Azure Synapse, Databricks, and Azure Data Explorer (Kusto)

Gor Hayrapetyan
7 min readSep 24, 2021

--

Azure Synapse

Azure Synapse started as a cloud data warehousing solution but recently evolved into a multipurpose data processing solution. Not only it allows to store data inside dedicated SQL pools, but also using Synapse Studio we can do ad-hoc analysis, data processing, create and schedule pipelines and event create PowerBI reports. Basically, Azure Synapse Studio is providing a unified environment for end-to-end data analysis, from raw data on ADLS to PowerBI dashboards. Also, Spark notebooks are first-class citizens together with SQL. With Spark pools and notebooks, we can utilize a Spark cluster while paying only for the time that we use them. Also, Spark notebooks support .NET for Spark so you can reuse C# code. These notebooks and other artifacts can be versioned with Git. Synapse studio provides integration with Git like ADF, and whatever you do in ADF can be in Synapse Studio.

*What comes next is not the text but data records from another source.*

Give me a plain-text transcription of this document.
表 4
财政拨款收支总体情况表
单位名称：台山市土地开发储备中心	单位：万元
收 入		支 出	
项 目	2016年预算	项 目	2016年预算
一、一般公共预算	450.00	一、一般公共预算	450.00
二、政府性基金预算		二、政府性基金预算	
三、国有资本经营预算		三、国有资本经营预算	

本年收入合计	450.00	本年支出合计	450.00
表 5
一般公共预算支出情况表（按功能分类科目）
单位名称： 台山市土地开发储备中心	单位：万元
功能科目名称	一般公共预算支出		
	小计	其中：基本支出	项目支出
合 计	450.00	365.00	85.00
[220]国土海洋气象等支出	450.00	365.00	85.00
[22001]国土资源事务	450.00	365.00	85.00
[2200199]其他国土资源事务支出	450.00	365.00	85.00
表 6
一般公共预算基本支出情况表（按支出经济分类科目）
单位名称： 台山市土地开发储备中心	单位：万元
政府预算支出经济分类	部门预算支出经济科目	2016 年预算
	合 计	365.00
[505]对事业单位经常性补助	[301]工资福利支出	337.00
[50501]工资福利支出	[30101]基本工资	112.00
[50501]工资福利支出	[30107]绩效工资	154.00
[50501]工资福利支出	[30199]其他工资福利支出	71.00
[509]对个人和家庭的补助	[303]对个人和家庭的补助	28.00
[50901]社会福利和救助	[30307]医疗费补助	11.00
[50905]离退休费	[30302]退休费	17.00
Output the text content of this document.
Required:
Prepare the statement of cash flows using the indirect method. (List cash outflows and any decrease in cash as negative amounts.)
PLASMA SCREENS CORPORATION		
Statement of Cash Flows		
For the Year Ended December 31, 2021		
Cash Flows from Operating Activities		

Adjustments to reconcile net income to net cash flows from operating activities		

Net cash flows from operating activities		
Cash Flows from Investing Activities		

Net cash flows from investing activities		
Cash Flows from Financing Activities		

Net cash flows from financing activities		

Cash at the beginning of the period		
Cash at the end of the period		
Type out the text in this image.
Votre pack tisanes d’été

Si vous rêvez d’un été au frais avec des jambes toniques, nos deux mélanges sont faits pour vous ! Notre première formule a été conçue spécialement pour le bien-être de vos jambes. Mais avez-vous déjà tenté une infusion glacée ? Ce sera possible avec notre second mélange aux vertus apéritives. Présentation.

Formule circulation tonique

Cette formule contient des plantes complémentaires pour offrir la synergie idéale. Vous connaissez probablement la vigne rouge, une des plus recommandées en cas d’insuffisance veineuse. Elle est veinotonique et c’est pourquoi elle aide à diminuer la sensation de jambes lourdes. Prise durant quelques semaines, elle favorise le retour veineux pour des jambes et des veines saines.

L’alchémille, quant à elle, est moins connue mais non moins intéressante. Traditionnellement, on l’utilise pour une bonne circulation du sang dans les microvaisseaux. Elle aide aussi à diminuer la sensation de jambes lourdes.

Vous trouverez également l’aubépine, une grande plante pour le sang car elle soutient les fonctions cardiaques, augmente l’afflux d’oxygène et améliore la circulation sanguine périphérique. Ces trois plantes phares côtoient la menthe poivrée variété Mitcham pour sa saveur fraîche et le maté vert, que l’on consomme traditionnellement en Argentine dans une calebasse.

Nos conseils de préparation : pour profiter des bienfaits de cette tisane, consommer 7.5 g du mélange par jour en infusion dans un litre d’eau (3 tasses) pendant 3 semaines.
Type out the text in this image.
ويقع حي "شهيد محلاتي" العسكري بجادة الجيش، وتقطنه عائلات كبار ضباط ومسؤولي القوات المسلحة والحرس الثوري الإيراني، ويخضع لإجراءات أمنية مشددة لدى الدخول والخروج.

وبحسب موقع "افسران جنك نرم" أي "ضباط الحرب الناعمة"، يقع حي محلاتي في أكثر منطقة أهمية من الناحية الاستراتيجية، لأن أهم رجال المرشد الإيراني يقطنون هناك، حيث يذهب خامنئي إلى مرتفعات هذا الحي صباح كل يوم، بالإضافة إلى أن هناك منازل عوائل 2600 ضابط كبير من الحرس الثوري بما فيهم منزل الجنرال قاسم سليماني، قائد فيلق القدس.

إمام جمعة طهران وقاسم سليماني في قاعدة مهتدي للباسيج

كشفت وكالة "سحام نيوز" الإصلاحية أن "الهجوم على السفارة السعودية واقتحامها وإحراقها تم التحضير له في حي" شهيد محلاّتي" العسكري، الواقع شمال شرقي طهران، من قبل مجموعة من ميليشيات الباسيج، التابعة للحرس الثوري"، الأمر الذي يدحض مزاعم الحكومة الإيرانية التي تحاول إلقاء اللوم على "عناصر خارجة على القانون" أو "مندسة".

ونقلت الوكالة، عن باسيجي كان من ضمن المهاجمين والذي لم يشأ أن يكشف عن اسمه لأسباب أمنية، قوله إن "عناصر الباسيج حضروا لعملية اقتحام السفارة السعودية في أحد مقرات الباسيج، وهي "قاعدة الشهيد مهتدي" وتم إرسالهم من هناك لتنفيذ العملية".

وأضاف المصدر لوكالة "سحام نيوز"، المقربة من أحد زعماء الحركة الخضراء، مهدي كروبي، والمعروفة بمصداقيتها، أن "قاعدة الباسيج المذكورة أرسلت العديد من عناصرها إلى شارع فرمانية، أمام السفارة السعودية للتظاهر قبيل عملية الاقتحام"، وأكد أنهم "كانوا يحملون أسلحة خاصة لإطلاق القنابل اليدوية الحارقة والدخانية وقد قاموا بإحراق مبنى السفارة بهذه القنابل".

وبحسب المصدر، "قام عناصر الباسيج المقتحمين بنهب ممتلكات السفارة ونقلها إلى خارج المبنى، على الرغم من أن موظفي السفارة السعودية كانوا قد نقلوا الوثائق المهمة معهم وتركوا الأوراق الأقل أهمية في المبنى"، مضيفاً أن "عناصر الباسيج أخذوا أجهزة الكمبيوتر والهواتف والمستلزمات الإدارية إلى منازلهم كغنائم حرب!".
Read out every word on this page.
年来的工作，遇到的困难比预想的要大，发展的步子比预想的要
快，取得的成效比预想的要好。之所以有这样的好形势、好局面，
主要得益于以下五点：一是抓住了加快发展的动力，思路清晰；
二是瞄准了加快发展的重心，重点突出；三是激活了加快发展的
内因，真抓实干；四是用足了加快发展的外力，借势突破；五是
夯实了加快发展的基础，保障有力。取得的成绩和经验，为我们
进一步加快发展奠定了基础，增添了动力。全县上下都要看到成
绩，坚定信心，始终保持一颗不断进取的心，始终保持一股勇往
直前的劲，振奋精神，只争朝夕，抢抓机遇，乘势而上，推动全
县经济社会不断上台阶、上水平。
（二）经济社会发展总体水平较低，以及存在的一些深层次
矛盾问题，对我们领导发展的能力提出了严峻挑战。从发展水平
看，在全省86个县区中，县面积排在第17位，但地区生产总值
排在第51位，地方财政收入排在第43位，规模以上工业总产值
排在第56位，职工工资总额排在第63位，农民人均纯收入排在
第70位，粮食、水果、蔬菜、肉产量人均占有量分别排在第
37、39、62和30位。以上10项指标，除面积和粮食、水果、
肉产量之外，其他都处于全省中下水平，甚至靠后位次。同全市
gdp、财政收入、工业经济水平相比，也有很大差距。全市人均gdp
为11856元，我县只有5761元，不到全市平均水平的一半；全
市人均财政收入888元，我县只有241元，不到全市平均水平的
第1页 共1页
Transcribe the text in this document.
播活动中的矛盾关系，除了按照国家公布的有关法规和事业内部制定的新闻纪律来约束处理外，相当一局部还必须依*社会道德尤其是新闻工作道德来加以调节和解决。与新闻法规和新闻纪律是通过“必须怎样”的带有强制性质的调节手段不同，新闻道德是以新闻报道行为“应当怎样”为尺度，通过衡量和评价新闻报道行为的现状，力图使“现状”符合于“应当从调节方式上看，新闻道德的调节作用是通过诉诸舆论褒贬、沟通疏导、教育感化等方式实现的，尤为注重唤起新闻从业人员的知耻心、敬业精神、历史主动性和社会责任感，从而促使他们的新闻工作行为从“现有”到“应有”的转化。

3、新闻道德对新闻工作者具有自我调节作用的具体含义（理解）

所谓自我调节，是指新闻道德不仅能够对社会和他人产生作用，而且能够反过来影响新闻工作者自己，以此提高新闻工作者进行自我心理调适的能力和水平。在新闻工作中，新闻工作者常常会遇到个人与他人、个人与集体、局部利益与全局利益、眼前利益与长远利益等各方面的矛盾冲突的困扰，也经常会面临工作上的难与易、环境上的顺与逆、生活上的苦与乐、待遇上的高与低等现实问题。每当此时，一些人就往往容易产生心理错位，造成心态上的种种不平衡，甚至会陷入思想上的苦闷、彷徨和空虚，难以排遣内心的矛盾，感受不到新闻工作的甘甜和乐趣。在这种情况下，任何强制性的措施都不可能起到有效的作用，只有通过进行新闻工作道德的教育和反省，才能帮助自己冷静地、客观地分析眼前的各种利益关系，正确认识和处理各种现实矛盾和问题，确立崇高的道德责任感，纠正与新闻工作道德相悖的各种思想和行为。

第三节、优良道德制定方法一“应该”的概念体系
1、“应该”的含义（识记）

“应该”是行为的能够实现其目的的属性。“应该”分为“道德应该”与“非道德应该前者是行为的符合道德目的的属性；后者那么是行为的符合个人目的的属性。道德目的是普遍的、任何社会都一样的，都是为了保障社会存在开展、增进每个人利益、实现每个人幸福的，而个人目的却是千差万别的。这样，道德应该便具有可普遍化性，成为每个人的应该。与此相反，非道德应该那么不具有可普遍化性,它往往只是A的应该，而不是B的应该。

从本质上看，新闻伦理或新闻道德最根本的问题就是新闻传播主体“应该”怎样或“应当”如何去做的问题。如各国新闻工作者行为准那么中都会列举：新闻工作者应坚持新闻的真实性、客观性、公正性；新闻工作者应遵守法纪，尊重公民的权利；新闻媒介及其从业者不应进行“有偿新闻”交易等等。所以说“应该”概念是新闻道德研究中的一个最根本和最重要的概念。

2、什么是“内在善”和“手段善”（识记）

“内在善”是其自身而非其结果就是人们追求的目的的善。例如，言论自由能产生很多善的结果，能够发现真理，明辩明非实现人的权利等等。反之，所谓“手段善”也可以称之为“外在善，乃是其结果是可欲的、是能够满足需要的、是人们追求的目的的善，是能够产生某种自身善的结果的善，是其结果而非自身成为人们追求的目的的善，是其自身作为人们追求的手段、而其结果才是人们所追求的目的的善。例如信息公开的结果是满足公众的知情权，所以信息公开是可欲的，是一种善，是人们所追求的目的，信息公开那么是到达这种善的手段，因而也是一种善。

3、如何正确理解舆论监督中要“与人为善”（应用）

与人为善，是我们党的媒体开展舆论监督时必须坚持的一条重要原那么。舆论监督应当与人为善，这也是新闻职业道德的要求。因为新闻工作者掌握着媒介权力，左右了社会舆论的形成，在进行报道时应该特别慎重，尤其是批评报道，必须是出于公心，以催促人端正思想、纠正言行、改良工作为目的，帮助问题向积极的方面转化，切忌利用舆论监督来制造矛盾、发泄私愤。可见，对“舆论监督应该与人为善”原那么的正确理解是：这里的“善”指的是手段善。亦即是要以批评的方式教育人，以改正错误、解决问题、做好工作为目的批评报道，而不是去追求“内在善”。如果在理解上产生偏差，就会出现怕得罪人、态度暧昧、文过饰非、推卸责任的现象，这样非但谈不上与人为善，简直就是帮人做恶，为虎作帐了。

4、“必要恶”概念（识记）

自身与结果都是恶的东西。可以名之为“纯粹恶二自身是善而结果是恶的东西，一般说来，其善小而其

Dedicated and Serverless pools in Azure Synapse

With decoupled storage and compute, when using Synapse SQL one can benefit from independent sizing of compute power irrespective of your storage needs. For serverless SQL pool scaling is done automatically, while for dedicated SQL pool one can:

  • Grow or shrink compute power, within a dedicated SQL pool, without moving data.
  • Pause compute capacity while leaving data intact, so you only pay for storage.
  • Resume compute capacity during operational hours.

A serverless SQL pool allows you to query your data lake files, while a dedicated SQL pool allows you to query and ingest data from your data lake files.

While dedicated SQL poll serves as a more classical data warehouse, serverless SQL pool allows to do ad-hoc analysis and processing on top of a logical data warehouse.

Every Azure Synapse Analytics workspace comes with serverless SQL pool endpoints that you can use to query data in the Azure Data Lake (Parquet, Delta Lake, delimited text formats) and Cosmos DB.

Please refer to the dedicated and serverless SQL pools feature comparison page for more details.

In contrast to SQL pools Apache Spark pool is more convenient for data engineering and machine learning use-cases. You can utilize Sparks’s built-in machine learning library MLib. Also, Spark can query data not only stored in ADLS as Parquet, Avro, ORC, delimited text format, delta lake, and many more but also connect to other databases such as ADX. It is easy to create data pipelines using Spark notebooks together with orchestration functionality inside Synapse studio. Azure Synapse allows sharing databases and tables between its serverless Apache Spark pools and serverless SQL pool. Spark pool supports the latest Apache Spark runtime 3.1 and is compatible with Delta Lake.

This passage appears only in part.